Seven hours later, near the end of his watch, the egg sacks began to split open, and the larval remoras, looking tadpole-like, came out. They licked up the last of the ‘amniotic nectar’ from the broken eggs, and then crawled along the hull to look for more food. By this time, “Romeo and Juliet” had completed their life cycle, and their husks were sitting in the center of the egg sack pattern, and the young Jump Tadpoles took advantage of their parent’s gift of sustenance to those they gave life. A few hours later, the tadpoles ejected the digested food, using it as reaction mass to jet away, and in the process adding to the globs of goo stuck to the hull.

By the time the New Kid came on watch, his nerves were shot. He’d moved back and forth, following the thumping and bumping, the whole time waiting for the hull breach that never came. At change of watch, he came to the bridge and saw the Old Scout keying commands to the Jump comp to spike power to the grid – and he saw the globs of exploded alien creatures that those spikes must have made. He thought to himself, “the whole time, the Skipper was up here fighting the enemy! Single handed!
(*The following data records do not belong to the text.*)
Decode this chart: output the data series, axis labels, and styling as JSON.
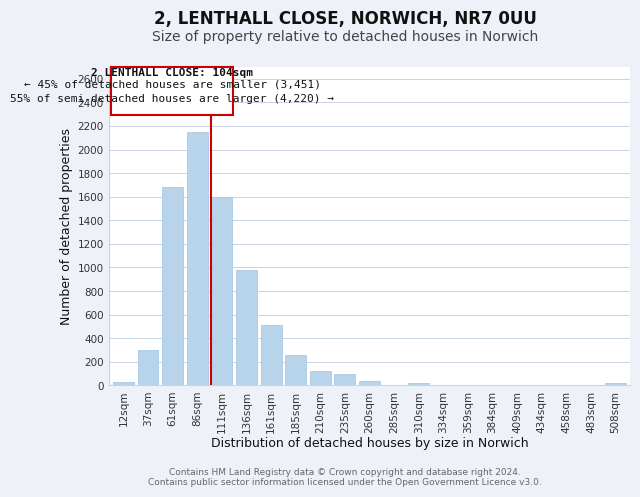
{
  "title": "2, LENTHALL CLOSE, NORWICH, NR7 0UU",
  "subtitle": "Size of property relative to detached houses in Norwich",
  "xlabel": "Distribution of detached houses by size in Norwich",
  "ylabel": "Number of detached properties",
  "bar_labels": [
    "12sqm",
    "37sqm",
    "61sqm",
    "86sqm",
    "111sqm",
    "136sqm",
    "161sqm",
    "185sqm",
    "210sqm",
    "235sqm",
    "260sqm",
    "285sqm",
    "310sqm",
    "334sqm",
    "359sqm",
    "384sqm",
    "409sqm",
    "434sqm",
    "458sqm",
    "483sqm",
    "508sqm"
  ],
  "bar_heights": [
    25,
    300,
    1680,
    2150,
    1600,
    975,
    510,
    255,
    125,
    100,
    35,
    5,
    20,
    5,
    5,
    5,
    5,
    5,
    5,
    5,
    20
  ],
  "bar_color": "#b8d4ea",
  "bar_edge_color": "#aac8e4",
  "highlight_color": "#cc0000",
  "vline_x_index": 4,
  "ylim": [
    0,
    2700
  ],
  "yticks": [
    0,
    200,
    400,
    600,
    800,
    1000,
    1200,
    1400,
    1600,
    1800,
    2000,
    2200,
    2400,
    2600
  ],
  "annotation_title": "2 LENTHALL CLOSE: 104sqm",
  "annotation_line1": "← 45% of detached houses are smaller (3,451)",
  "annotation_line2": "55% of semi-detached houses are larger (4,220) →",
  "footer_line1": "Contains HM Land Registry data © Crown copyright and database right 2024.",
  "footer_line2": "Contains public sector information licensed under the Open Government Licence v3.0.",
  "background_color": "#eef2f8",
  "plot_background": "#ffffff",
  "grid_color": "#c8d4e4",
  "title_fontsize": 12,
  "subtitle_fontsize": 10,
  "axis_label_fontsize": 9,
  "tick_fontsize": 7.5,
  "annotation_box_edge": "#cc0000",
  "footer_fontsize": 6.5
}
Wow!”

The Old Scout said, “Looks like the Jump bubble got a little twisted from energy surges, we’re probably going to be a bit late coming out…. but it’s worth it. Keep an eye out… I need a nap.”
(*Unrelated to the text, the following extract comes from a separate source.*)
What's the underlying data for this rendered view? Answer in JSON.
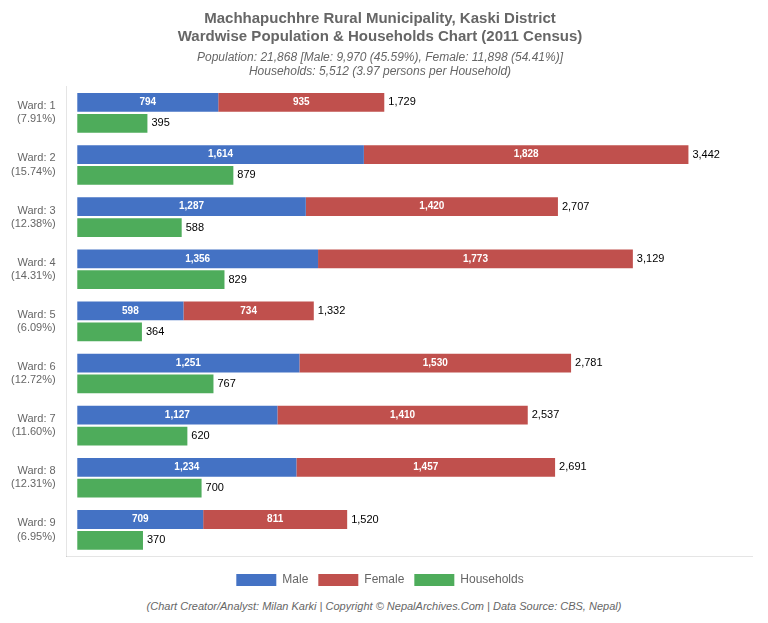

As the Old Scout relaxed in his bunk, he felt a little guilty. They’d been right on profile, but the temptation to set off just a couple of grid flares as the Kid came in was too strong to resist. He’d carefully planned the flares to not mis-Jump them, but it would delay Jump exit.

On the other hand, the look on the Kid’s face had given truth to his “it’s worth it” comment. You have to have some entertainment out here in the dark.

As the Old Scout dozed off, he pictured the look that would be on the New Kid’s face in about 70 hours… Byzantine was somewhere between Class X and Class E as a port. It was a TL3 sea-port, and ships would land in the ocean and then slide up to the quay to load and unload through the dorsal hatches.

The Old Scout planned on handing the kid a locally made deck brush and pointing at the ‘goo’.